オンライン診療などの医療支援サービスを運営するファストドクター(本社:東京都渋谷区)は、コンタクトセンターの音声対応を自動化するボイスボットを導入した。アドバンスト・メディアの「AmiVoice ISR Studio」を利用して、1カ月に約3000件ある薬局からの問い合わせのうち、約2500件、月100時間以上の電話応対を自動化している。アドバンスト・メディアが2025年11月27日に発表した。
ファストドクターは、国内約5000人の医師と連携した医療支援プラットフォームを運営し、救急往診、オンライン診療、在宅医療支援、自治体支援などの医療サービスを提供している。
オンライン診療を行う提携医療機関からの委託を受け、代表電話の1次受付を担うコンタクトセンターも担っている。同社によると、コンタクトセンターへの主な問い合わせの中に薬局からの疑義照会がある。薬剤名や副作用の有無など専門性が高い内容が寄せられ、サービス拡大による診療件数の急増により入電数が増え、受電体制の強化が急務となっていたという。

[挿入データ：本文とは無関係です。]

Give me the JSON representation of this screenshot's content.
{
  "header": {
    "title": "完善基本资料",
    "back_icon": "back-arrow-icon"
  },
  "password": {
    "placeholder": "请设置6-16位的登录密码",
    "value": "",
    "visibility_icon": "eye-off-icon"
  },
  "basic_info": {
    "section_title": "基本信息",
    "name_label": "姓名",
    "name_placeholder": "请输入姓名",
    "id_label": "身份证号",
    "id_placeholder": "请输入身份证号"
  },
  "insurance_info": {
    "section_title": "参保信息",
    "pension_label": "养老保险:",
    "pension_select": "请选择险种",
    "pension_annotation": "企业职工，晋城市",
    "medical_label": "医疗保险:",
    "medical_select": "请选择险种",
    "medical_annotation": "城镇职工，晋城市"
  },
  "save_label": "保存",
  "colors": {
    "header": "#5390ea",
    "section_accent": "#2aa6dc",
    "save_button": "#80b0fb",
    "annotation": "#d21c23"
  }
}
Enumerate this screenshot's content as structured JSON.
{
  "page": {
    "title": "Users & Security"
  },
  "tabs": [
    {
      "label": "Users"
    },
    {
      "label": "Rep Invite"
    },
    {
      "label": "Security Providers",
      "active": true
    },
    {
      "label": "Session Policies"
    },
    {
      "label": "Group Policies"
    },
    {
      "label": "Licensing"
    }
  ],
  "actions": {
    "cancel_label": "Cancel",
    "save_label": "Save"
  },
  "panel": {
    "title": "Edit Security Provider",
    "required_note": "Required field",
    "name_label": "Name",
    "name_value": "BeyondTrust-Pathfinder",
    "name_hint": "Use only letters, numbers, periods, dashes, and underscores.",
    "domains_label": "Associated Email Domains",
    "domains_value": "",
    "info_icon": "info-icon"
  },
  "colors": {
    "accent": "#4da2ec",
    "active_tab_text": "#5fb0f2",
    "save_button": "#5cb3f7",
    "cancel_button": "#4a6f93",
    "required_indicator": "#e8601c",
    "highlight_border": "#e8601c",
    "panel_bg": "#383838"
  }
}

当初は社員による対応を中心に、一部外部の人材も活用しながら対応していたが、コストや応対品質、管理負荷の最適化といった観点から、より持続可能な運用体制を構築するため、人に代わってコンピュータが応答するAIボイスボットをを検討した。
図1:薬局からの疑義照会におけるボイスボットの位置付け(出典:アドバンスト・メディア)拡大画像表示
製品の選定にあたっては、医療向けの音声認識エンジンを実装し、単語登録することなく医療・製薬関連の専門用語を認識できる点を評価し、アドバンスト・メディアの「AmiVoice ISR Studio」を導入した(図1)。
1カ月のPoC(概念実証)を経た2025年7月、全国の薬局からの問い合わせに対し、ボイスボットによる1次受付をスタート。同年9月には1カ月あたり約3000件ある問い合わせのうち約2500件をボイスボットが応対、約83%の業務を自動化した。以前は1件あたり2~3分かかっていたため、月100時間以上の業務負荷削減を見積もっている。
図2:薬局からの問い合わせに自動で応答する流れ(出典:アドバンスト・メディア)拡大画像表示
図2は、薬局からの問い合わせに対するボイスボットの自動応対フローである。受付内容はCRMシステムに自動連携され、医師への確認を経てオペレーターが折り返して対応する。
ファストドクターは、「問い合わせ内容を事前にテキストで確認できるため、詳細を把握したうえで迅速に対応できる。電話が鳴り続ける状況が解消された」と、ボイスボットの効果を評価している。